He’s been on the SUN ’n FUN board for years, but chairman for just 18 months. Robert C. (Bob) Knight is head of Knight Industrial Equipment (a long-time Lakeland Airport tenant), an airport board member and community leader. He’s been flying out of LAL since 1965. That A-36 Bonanza of his, which he calls “my lifeblood,” is on its fourth engine and third turbo-normalizer.
“I am a very active chairman. This job is a tester,” he says, noting he’s devoting 60% to 70% of his time to SUN ’n FUN these days. “Lites (John Leenhouts, SUN ’n FUN president) and I are in contact every day. We are both a lot more hands-on.”
Board meetings are now once-a-month affairs, not three or four times a year. He sees the board taking more control and its committees becoming more functional. “They’re gonna be dumped on with responsibilities,” he says.

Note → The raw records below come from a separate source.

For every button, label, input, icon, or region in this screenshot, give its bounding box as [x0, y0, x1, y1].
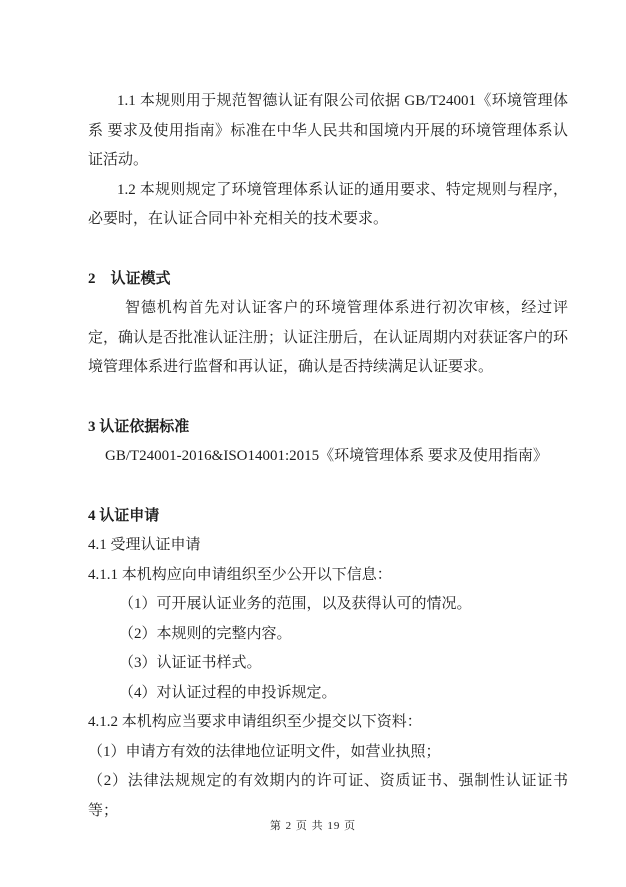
clause-4-1-2-item-1: （1）申请方有效的法律地位证明文件，如营业执照；: [88, 738, 568, 768]
clause-4-1: 4.1 受理认证申请: [88, 531, 568, 561]
paragraph-1-2: 1.2 本规则规定了环境管理体系认证的通用要求、特定规则与程序，必要时，在认证合…: [88, 176, 568, 235]
document-page: 1.1 本规则用于规范智德认证有限公司依据 GB/T24001《环境管理体系 要…: [0, 0, 626, 887]
section-4-heading: 4 认证申请: [88, 502, 568, 532]
section-3-heading: 3 认证依据标准: [88, 413, 568, 443]
clause-4-1-1-item-4: （4）对认证过程的申投诉规定。: [88, 679, 568, 709]
paragraph-1-1: 1.1 本规则用于规范智德认证有限公司依据 GB/T24001《环境管理体系 要…: [88, 87, 568, 176]
clause-4-1-1: 4.1.1 本机构应向申请组织至少公开以下信息：: [88, 561, 568, 591]
clause-4-1-2-item-2: （2）法律法规规定的有效期内的许可证、资质证书、强制性认证证书等；: [88, 767, 568, 826]
clause-4-1-2: 4.1.2 本机构应当要求申请组织至少提交以下资料：: [88, 708, 568, 738]
section-2-heading: 2 认证模式: [88, 265, 568, 295]
page-footer: 第 2 页 共 19 页: [0, 819, 626, 833]
section-2-paragraph: 智德机构首先对认证客户的环境管理体系进行初次审核，经过评定，确认是否批准认证注册…: [88, 294, 568, 383]
clause-4-1-1-item-2: （2）本规则的完整内容。: [88, 620, 568, 650]
page-number-label: 第 2 页 共 19 页: [270, 820, 356, 832]
section-3-standard-line: GB/T24001-2016&ISO14001:2015《环境管理体系 要求及使…: [88, 442, 568, 472]
clause-4-1-1-item-1: （1）可开展认证业务的范围，以及获得认可的情况。: [88, 590, 568, 620]
clause-4-1-1-item-3: （3）认证证书样式。: [88, 649, 568, 679]
document-body: 1.1 本规则用于规范智德认证有限公司依据 GB/T24001《环境管理体系 要…: [88, 87, 568, 826]
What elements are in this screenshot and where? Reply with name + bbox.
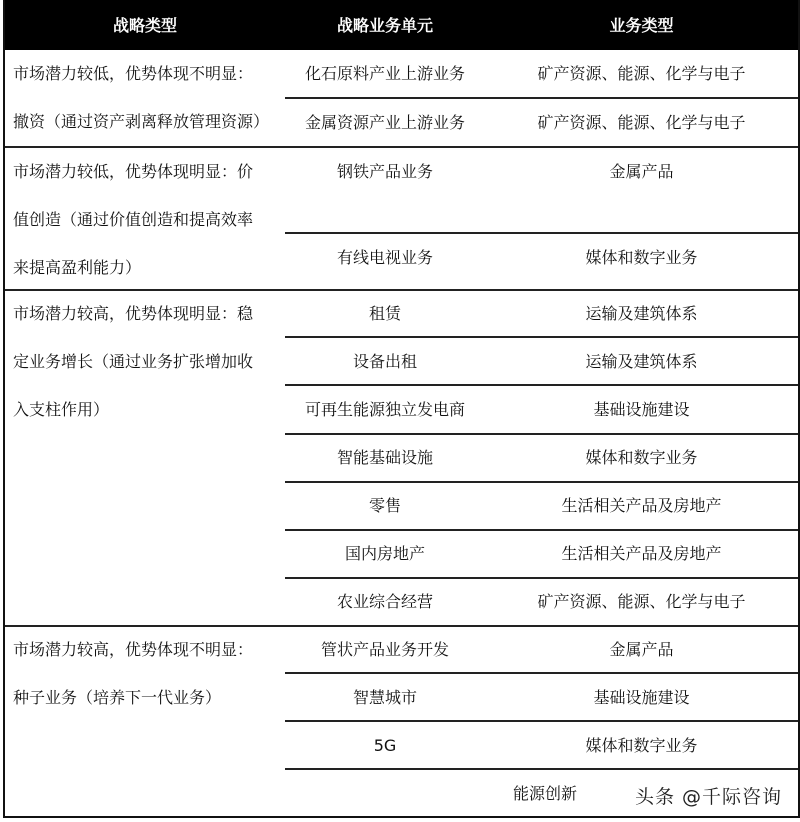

The Florida Air Museum, a non-profit that gets most of its proceeds from SUN ’n FUN operations, still exists. Knight dissolved the museum’s board, however, consolidating it with that of SUN ’n FUN and making Leenhouts president of both organizations.
“We were operating like two separate companies,” he notes.
The museum will be renamed this spring to represent its new function as a learning center, although “Florida Air Museum” may still be part of the moniker, he says.
He’s fully on board with new concepts. “We are no longer a once-a-year venue. We’ve got tons of space and parking.” And that can be put to work year-round, he said. He believes that SUN ’n FUN’s expanded schedule can help “dig us out of a 10-year financial hole.”
SUN ’n FUN has been operating in the red, he says, but now “finances are improving.” Past building programs and other costs, including the 2011 tornado, meant SUN ’n FUN was “living on a line of credit.” The tornado dramatically proved that the organization “needs a nest egg,” he adds.
Knight also wants to “get back to the grassroots days” of the fly-in, but acknowledges that “kids today don’t relate to aviation’s good old days.” So he’s allowing the board to evolve through attrition and by establishing a new “Chairman’s Circle” of key local leaders — a source of potential future board members. That group will gather every three to four months for lunch or cocktails and discussion. The result: Insights (and support) from the community.
“Everything we’re trying to do is for education, but we’re a non-profit,” he notes. “Too many people have their hand out, not helping.”
Knight laments SUN ’n FUN’s recent image as a big, successful (and therefore cash-rich) enterprise, an image bolstered by past spending and image-polishing. “We need to earn more for important new activities,” he says. “We need more sponsors.”